The genre tanked the overall Television category as well, with TV filming in general dropping in LA by 27.7 percent. Some of the shows filmed in Los Angeles this quarter included “American Idol” (ABC), “John Mulaney Presents: Everybody’s in LA” (Netflix), “90 Day Fiance” (TLC), “The Golden Bachelorette” (ABC), “The Real Housewives of Beverly Hills” (Bravo), and “Selling Sunset” (Netflix).
This doesn’t mean reality TV is dead — production is down, yes, but some of it may have just been moved up in the workflow. Last fall when the strikes were in full swing, Los Angeles produced virtually nothing but reality shows and unscripted series.
Other factors impacting overall production days include a cut in content spend (goodbye Peak TV!), and corporate consolidation (hello Paramount-Skydance!), which results in fewer buyers of said content.
Scripted television is generally doing fine in terms of shoot days — they were pretty stable with the prior quarter, and each up roughly 100 percent compared to the prior year when the writers strike was underway.
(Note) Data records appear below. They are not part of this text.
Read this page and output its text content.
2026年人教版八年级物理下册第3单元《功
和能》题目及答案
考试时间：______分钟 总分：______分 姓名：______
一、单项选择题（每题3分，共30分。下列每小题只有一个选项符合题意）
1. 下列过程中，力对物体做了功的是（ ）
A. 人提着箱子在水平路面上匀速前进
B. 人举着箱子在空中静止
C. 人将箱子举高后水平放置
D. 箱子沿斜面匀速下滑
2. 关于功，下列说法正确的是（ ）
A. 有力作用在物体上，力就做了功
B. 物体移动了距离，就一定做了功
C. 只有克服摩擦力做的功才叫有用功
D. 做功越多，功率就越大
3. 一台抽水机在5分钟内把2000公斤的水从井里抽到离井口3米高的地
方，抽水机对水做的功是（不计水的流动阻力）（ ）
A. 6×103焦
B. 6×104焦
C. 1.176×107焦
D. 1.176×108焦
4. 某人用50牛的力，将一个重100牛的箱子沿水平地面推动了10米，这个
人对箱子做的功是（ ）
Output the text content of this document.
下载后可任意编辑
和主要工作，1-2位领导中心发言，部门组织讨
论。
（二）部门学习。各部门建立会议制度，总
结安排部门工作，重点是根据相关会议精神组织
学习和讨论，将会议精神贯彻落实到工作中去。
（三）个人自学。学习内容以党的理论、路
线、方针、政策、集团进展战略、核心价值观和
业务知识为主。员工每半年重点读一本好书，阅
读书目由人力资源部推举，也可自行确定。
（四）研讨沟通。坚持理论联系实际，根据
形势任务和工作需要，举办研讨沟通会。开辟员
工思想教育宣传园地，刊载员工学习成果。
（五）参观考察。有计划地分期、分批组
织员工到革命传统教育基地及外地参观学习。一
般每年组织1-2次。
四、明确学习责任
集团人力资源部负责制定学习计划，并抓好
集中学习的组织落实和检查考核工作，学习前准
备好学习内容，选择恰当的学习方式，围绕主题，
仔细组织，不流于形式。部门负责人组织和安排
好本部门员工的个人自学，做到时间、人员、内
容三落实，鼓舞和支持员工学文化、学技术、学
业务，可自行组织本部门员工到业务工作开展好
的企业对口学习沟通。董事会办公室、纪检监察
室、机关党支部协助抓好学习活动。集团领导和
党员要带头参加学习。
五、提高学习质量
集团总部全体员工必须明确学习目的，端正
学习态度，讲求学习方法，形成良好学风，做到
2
“Streaming content spend is down, and Los Angeles and its many global competitors are still reeling from post-strike paralysis,” FilmLA’s communications chief Philip Sokoloski said in a statement. “Workers in this industry, wherever they are based, are seeing fewer opportunities amid ongoing labor negotiations in an era of content contraction.”
At the very end of the quarter, IATSE had some good news for all of us. The group reached a tentative deal with the studios and will reveal the ratification results on Thursday. The Teamsters, meanwhile, are still far apart on an agreement. They are also running short on time — that deadline for a deal is July 31.
“Given that there was a double strike in effect in late 2023, it’s likely the rest of this year will look better — on paper,” Sokoloski said. “An authentic production lift is also possible, pending successful contract negotiations. If we see new content investment, it will be cautious and measured, and the gains will be globally distributed.”